When you are considering an investment, you want to know what rate of return an investment will give you. Some investments promise a fixed cost and a fixed payment at some point in the future. For example, a bond may cost \$500 with the promise that \$700 will be repaid 10 years in the future. Another bond may cost \$600 with the promise that \$900 will be repaid 15 years in the future. To determine which bond has a higher return, you need to determine the interest rate on the two investments.

## Step 1

Use the formula below where "I" is the interest rate, "F" is the future value, "P" is the present value and "T" is the time.

I = (F / P) ^ (1 / T) - 1

## Step 2

Divide the future value by the present value. For example, if an investment would cost \$100 today and would be worth \$120 five years in the future, you would divide \$120 by \$100 and get 1.2.

## Step 3

Raise the number your calculated in Step 1 to the 1 divided by the number of years between the current value and the present value. For example, if the future value was predicted for 5 years in the future, you would raise the 1/5 power.
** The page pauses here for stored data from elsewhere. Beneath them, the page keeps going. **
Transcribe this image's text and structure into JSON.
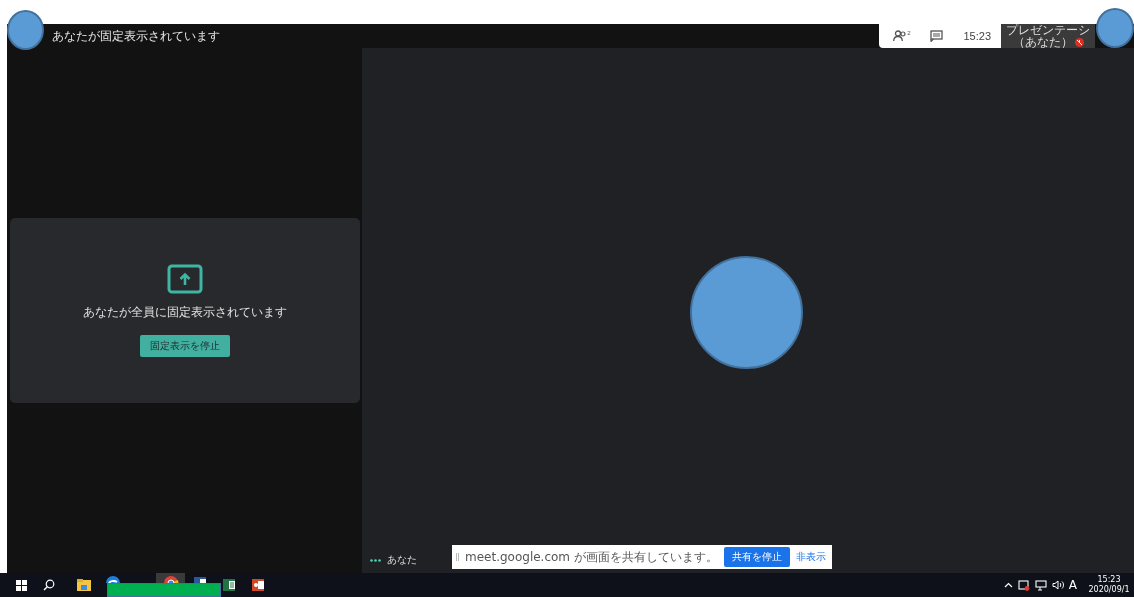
{
  "top_bar": {
    "title": "あなたが固定表示されています",
    "participant_count": "2",
    "clock": "15:23",
    "presentation_tile": {
      "line_1": "プレゼンテーシ",
      "line_2": "（あなた）",
      "muted": true
    }
  },
  "pinned_card": {
    "message": "あなたが全員に固定表示されています",
    "button": "固定表示を停止"
  },
  "main_tile": {
    "name": "あなた"
  },
  "share_bar": {
    "message": "meet.google.com が画面を共有しています。",
    "stop_button": "共有を停止",
    "hide_link": "非表示"
  },
  "taskbar": {
    "apps": [
      {
        "kind": "folder",
        "covered": false
      },
      {
        "kind": "edge",
        "covered": true
      },
      {
        "kind": "chrome",
        "covered": true
      },
      {
        "kind": "word",
        "covered": true
      },
      {
        "kind": "excel",
        "covered": false
      },
      {
        "kind": "powerpoint",
        "covered": false
      }
    ],
    "ime": "A",
    "time": "15:23",
    "date": "2020/09/1"
  }
}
Continuing the example, you would raise 1.2 to the 1/5 power and get 1.037.

## Step 4

Subtract 1 from the number calculated in Step 2 to get the interest rate. For example, you would subtract 1 from 1.037 to find that the annual interest rate is 0.037, or 3.7 percent.

### Warning

The interest rate is not the only factor to consider when comparing investments. A bond that has a higher interest rate likely has a higher risk of defaulting.